The present invention relates to resonators and has particular relation to quartz resonator gyros [1]. Pairs of such resonators are particularly useful in making small resonator gyros in which one resonator is electrically driven at a given frequency and a second resonator is mechanically driven by the first and by any rotation the second resonator is undergoing. The second resonator produces an electrical signal which can be compared with the signal driving the first resonator. The rotation can be deduced from this comparison.
FIG. 1 shows the prior art. A resonator 10 is comprised of a tuning fork 12 etched from a single crystal of quartz, supported by a base 14. Single crystal quartz is a piezoelectric material. Leads are applied to the electrodes, 18 and 16, placed on the sides and top-bottom of the tuning fork 12 respectively. The electrodes 18 and 16 are selected such that the application of an oscillating voltage to the electrodes 18 and 16 will cause the tuning fork 12 to oscillate inward and outward at the same frequency. An inverted resonator (not shown) may conveniently be placed on the underside of the base 14 and be driven by the above described resonator 10. The resonator 10 may also be used in any other application wherein electrical oscillations are to be converted to mechanical oscillations, or vice versa. A resonator of this type will generally oscillate only at a very sharply defined resonant frequency, which is often a very desirable characteristic.
FIG. 1 shows the resonator 10 in its erect position, ready for use. It is fabricated, however, in a recumbent position. A large horizontal sheet of single crystal quartz is etched into a large number or resonators. The side of the resonator upon which electrode 16 is placed is therefore the upper surface of the resonator, while the side opposite the upper surface is the lower surface. The resonator is designed to resonate inward and outward. The side of the resonator upon which electrode 18 is placed is therefore an outer surface, while the side upon which the unnumbered electrode parallel to electrode 18 is an inner surface. The side of each tine opposite an outer surface is an inner surface, and vice versa.
The prior art has a number of drawbacks. Single crystal quartz is difficult to produce and it is difficult to chemically etch. The tuning fork is generally formed from the crystal by lithography followed by long (about 20 hours) chemical etching times in caustic liquids. Anisotropic etching results in rough morphology, low yield, and low reproducibility. The entire process is expensive. The electroding process for the current devices requires electrodes on faces and walls of each tine to suppress vibrational mode crosstalk. This crosstalk to undesired modes, is introduced because the piezoelectric tensor matrix of single crystal quartz is not symmetric.
Applicants avoid the limitations of the prior art by forming the tuning fork from a non-piezoelectric material rather than from single crystal quartz. Examples of such materials are fused quartz, silicon, GaAs, or CVD diamond. Some piezoceramics are well known to have piezo coefficients (piezoelectric strain constants) 100 to 250 times that of single crystal quartz.

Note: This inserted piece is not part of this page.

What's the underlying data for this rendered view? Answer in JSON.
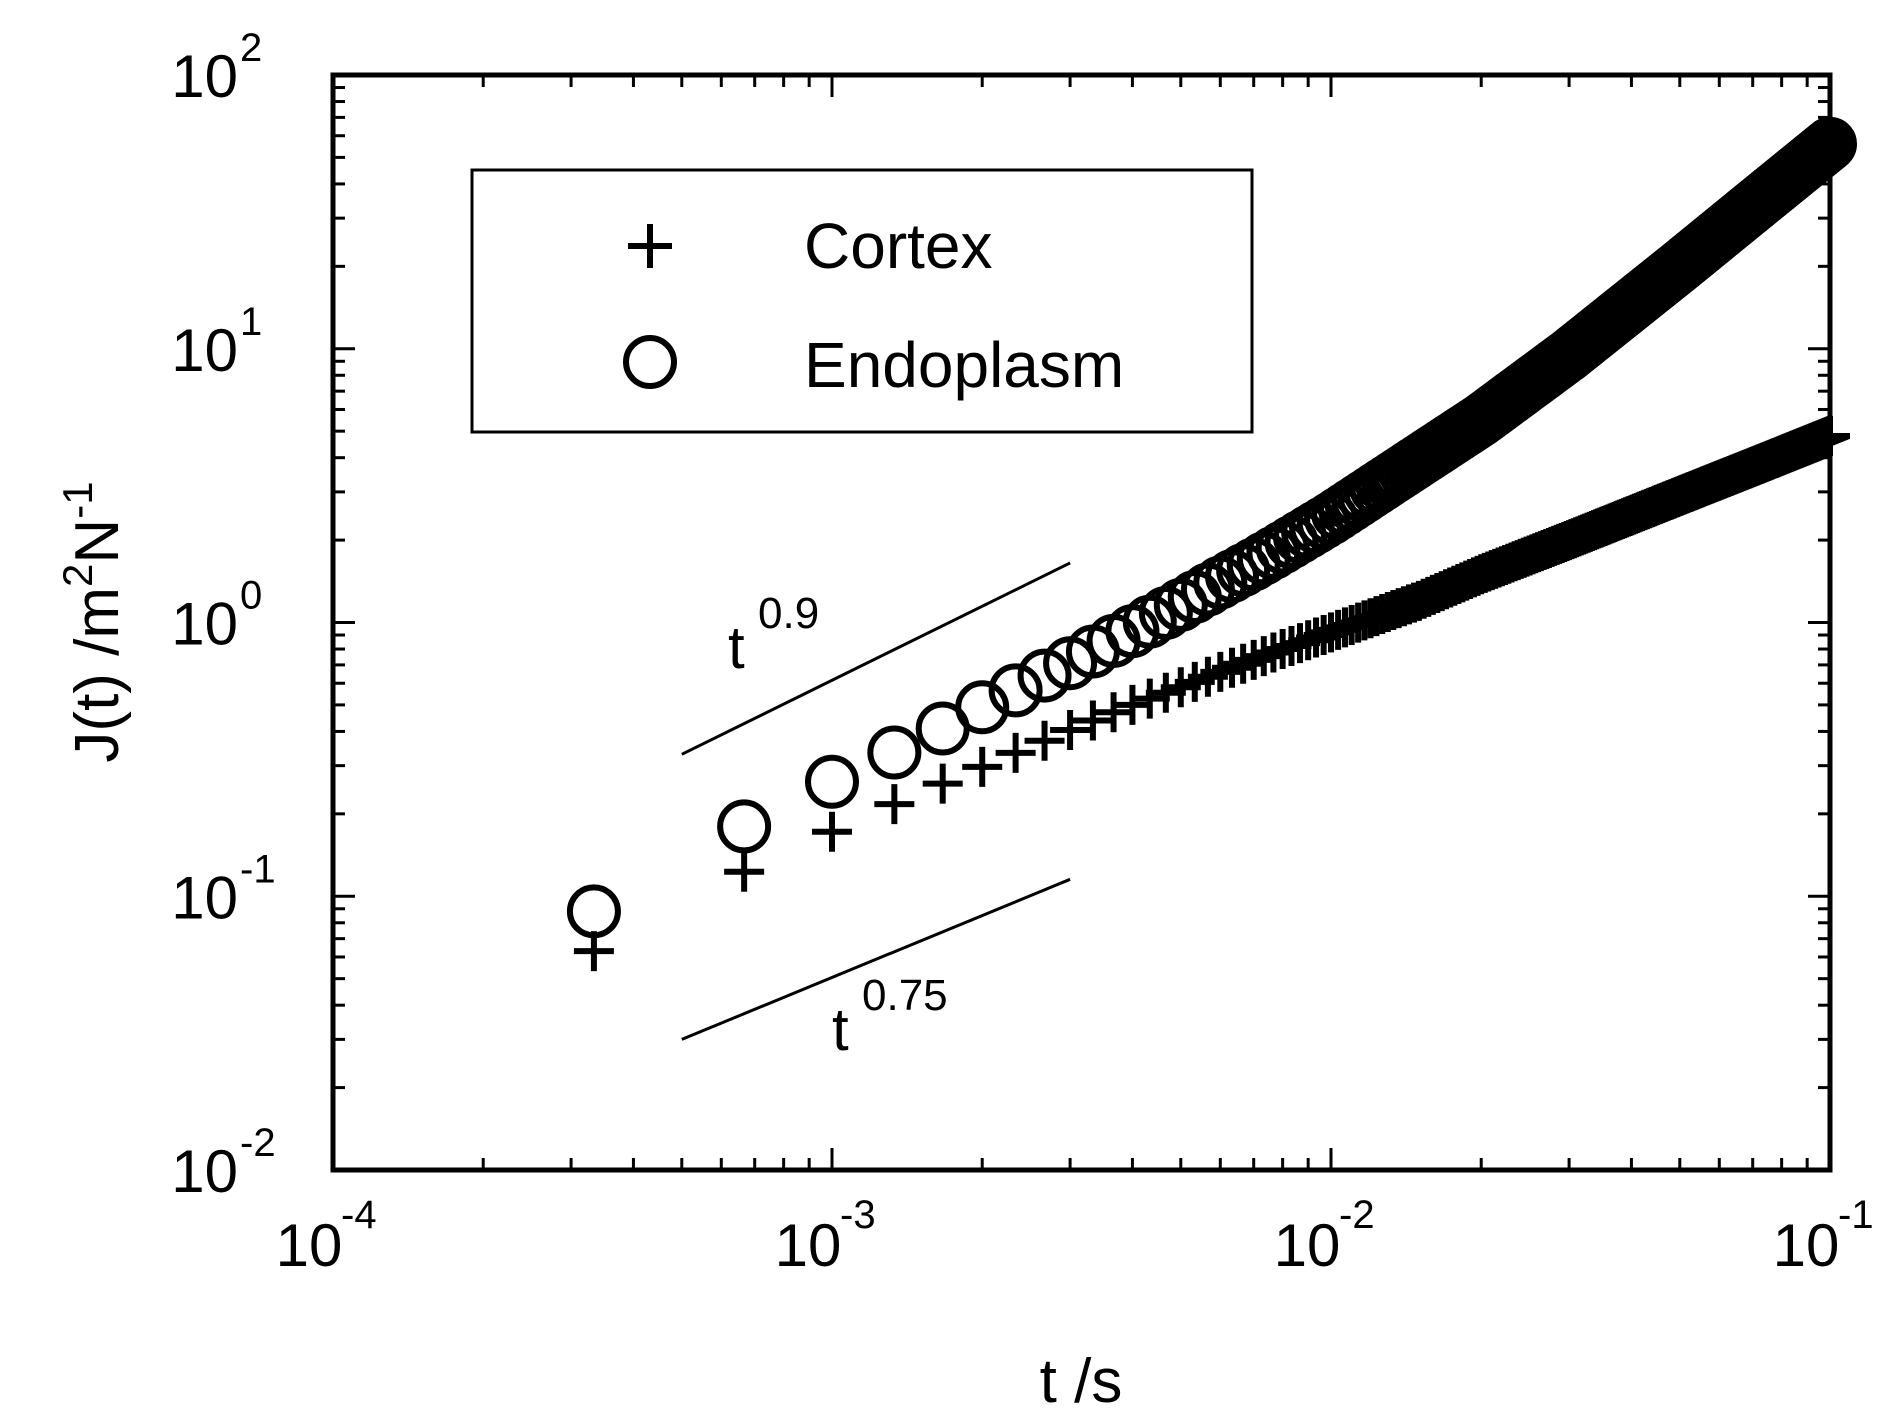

Only a thin fill of piezoceramic, many orders of magnitude thinner than the tines of the tuning fork itself, is required to be deposited on the top and/or bottom side of the tuning fork. Because of the thin film nature of the piezo films, and the non-piezo nature of the bulk resonator substrate used in the present invention, undesired mode coupling is eliminated, and no electrodes are needed on the side walls of the tuning fork tines, as is the case in the prior art. Separation of the mechanical and piezo functions of the resonator gyros allows flexibility of optimization of each function separately and improves the device performance and low cost manufacturing.